Chakte kok 1 Devient rapidement brun, mais ne fonce pas.
Jarrah 2 La couleur initiale n’est pas tout à fait rouge, et la couleur fixe n’est pas très bonne non plus.
Tulipwood 3 Les couleurs se désaturent et se déplacent vers le brun, mais maintiennent le contraste.
Cocobolo 2 Les couleurs peuvent s’assombrir jusqu’à presque noir, parfois le contraste est maintenu.
ORANGE
Padauk 2 Tourne au brun rougeâtre très profond (les morceaux plus clairs deviennent gris brunâtre).

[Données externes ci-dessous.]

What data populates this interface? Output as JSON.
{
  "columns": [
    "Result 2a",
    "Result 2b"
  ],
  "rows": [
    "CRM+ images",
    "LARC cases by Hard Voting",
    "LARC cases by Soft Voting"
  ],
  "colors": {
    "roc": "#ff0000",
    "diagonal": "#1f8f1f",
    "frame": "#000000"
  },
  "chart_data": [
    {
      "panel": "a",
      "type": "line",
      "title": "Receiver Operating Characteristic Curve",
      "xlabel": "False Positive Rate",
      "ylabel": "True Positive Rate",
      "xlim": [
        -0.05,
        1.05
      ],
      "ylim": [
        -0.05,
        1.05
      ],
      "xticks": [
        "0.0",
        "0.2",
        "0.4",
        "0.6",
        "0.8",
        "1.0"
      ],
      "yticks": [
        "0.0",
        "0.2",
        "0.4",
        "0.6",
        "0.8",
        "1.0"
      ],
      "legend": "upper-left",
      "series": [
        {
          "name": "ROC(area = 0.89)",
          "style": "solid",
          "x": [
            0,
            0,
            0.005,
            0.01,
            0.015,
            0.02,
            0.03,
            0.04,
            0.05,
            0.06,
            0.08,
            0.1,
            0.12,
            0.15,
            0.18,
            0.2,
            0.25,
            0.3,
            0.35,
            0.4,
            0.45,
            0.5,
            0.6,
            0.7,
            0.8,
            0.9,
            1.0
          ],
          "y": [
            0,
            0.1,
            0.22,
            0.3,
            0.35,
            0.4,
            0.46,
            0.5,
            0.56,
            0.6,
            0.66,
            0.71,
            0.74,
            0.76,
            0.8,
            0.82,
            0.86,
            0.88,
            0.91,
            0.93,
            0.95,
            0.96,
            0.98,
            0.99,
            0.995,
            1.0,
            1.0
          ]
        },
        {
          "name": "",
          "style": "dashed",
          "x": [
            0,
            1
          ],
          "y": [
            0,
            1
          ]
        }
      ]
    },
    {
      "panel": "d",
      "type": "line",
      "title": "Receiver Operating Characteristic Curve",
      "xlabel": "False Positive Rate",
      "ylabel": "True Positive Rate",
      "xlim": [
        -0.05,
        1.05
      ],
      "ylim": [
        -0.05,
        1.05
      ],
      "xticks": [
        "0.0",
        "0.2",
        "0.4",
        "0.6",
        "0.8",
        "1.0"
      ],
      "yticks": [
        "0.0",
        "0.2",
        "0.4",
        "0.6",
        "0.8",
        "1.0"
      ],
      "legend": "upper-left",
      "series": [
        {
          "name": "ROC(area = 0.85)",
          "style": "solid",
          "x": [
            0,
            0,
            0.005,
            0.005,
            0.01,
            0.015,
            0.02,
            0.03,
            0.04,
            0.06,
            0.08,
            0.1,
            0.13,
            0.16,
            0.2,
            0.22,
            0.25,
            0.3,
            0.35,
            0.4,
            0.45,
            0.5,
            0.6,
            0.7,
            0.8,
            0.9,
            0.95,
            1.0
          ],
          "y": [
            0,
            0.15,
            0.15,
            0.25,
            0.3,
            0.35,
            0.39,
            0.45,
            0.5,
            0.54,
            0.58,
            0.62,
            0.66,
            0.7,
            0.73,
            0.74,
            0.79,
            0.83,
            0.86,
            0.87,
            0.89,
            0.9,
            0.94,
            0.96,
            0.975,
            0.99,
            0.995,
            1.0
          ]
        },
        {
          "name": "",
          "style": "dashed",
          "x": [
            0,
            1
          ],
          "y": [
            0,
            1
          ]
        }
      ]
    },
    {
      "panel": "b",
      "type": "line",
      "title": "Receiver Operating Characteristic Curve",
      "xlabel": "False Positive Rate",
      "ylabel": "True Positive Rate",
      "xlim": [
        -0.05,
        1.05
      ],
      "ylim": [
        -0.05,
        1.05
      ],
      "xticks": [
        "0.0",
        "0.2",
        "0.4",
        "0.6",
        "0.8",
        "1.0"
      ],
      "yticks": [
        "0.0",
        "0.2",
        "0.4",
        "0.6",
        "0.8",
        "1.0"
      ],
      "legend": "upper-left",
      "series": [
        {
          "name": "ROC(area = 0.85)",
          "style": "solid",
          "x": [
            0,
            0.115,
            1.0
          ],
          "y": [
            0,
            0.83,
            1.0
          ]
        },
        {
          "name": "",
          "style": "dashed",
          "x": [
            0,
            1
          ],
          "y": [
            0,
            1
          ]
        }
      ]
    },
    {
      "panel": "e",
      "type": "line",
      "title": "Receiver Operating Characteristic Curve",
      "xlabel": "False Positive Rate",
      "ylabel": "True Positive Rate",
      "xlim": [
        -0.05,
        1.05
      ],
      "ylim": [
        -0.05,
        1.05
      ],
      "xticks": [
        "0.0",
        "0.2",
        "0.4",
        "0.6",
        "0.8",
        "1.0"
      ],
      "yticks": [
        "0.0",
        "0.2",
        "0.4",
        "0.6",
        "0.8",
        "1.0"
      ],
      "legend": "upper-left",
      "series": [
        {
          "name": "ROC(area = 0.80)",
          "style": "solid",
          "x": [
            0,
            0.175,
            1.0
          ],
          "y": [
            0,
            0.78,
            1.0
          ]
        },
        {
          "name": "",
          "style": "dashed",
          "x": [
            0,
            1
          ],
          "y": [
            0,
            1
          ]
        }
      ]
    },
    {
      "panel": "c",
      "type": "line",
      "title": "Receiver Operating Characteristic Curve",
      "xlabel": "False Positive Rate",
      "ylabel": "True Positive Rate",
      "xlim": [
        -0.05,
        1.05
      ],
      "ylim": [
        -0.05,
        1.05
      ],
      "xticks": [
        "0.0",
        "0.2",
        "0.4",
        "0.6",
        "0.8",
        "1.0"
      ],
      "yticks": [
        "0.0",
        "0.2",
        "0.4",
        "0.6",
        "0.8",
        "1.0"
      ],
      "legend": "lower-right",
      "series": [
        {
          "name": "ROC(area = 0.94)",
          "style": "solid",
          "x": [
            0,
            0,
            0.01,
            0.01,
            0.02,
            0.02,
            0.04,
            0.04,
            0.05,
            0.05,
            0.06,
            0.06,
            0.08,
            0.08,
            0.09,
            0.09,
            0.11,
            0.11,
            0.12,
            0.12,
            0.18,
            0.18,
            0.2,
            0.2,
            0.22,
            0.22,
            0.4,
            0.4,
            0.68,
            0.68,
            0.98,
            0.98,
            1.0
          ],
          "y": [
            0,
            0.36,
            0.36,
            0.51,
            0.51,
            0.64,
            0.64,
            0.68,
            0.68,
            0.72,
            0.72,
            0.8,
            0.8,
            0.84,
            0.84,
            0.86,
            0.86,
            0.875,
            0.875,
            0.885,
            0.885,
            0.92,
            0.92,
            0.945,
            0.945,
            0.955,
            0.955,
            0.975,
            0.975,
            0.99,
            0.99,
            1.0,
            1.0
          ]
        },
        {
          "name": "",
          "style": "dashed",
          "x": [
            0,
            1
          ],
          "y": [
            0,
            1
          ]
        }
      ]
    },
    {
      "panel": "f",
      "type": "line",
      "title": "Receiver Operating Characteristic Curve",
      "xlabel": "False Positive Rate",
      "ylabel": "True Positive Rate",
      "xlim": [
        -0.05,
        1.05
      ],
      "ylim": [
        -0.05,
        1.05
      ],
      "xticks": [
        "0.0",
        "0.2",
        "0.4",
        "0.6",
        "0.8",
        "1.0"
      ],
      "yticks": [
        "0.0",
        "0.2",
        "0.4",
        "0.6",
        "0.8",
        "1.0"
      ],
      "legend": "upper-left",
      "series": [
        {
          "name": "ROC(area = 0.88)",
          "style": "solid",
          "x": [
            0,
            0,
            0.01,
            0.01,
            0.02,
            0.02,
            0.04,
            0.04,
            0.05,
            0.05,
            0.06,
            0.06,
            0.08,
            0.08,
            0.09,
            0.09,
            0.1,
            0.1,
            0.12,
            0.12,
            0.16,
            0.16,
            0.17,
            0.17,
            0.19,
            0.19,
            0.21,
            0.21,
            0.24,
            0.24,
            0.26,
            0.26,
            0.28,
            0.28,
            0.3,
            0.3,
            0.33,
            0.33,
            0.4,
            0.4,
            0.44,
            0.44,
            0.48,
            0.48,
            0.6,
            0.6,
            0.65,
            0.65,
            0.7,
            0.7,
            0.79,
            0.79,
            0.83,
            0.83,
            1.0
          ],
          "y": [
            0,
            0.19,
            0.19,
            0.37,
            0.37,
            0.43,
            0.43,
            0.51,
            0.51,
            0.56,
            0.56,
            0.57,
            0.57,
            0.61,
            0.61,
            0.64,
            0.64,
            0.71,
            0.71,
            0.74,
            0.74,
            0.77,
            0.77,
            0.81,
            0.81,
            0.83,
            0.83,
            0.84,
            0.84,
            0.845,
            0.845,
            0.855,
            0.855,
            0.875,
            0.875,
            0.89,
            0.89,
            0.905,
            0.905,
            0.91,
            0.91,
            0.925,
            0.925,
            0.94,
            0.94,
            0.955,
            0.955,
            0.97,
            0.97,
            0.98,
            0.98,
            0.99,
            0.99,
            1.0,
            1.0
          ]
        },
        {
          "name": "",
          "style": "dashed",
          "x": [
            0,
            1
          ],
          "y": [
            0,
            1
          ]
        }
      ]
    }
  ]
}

Bois du Brésil 3 La couleur initiale n’est pas toujours très bonne, mais conserve un peu mieux les couleurs.
Chakte viga 3 La couleur initiale n’est pas toujours très bonne, mais elle conserve un peu mieux les couleurs.
Buckthorn 3 La couleur initiale est orange rosâtre, avec un léger décalage vers le brun.
Canarywood 3 Les couleurs ont tendance à se désaturer vers des nuances de marron, tout en conservant des contrastes.
JAUNE
Osage orange 1 Changements drastiques vers le brun foncé inévitables.
Tatajuba 1 Pas très bonne couleur au début, pas très bonne couleur à la fin.
Yellowheart 4 Conserve assez bien sa couleur, bien qu’un certain brunissement se produise.
VERT
Lignum vitae 2 Les morceaux plus foncés peuvent devenir presque noirs.
Verawood 4 Conserve bien la couleur olive, peut en fait augmenter sa coloration avec le temps.
Sumac 3 Les couleurs se désaturent pour devenir brun olive plus neutre.
Pistache 3 Les couleurs se désaturent pour donner un brun olive plus neutre.
BLEU
Blue mahoe 3 Ce bois n’est pas bleu, c’est un gris froid au mieux. Les teintures donnent un vrai bleu.
VIOLET
Purpleheart 2 Donne une bonne course pendant un certain temps, mais tourne inévitablement au brun/noir.
Bois de rose 1 Ce bois est le pire. Coûteux, en voie de disparition, et devient vraiment noir.
Katalox 3 Déjà presque noir, il est plus adapté au noir qu’au violet.
Bois de rose 3 Ce bois commence par un violet rougeâtre, puis devient marron/noir. Conserve les contrastes.
ROSE
Rose ivoire 1 Brunit rapidement, mais ne fonce pas.
Myrte de Tasmanie 3 La couleur initiale n’est pas la meilleure, mais ne se déplace que légèrement vers le marron.
Box elder 2 Une grande partie de la couleur s’estompe vers le marron.
NOIR
Ébène africain 5 Commence noir, reste noir.
Wenge 3 Commence très sombre, peut en fait s’éclaircir avec le temps.
Panga panga 3 Commence très sombre, peut s’éclaircir avec le temps.
Blackwood africain 5 Commence à être noir, reste noir.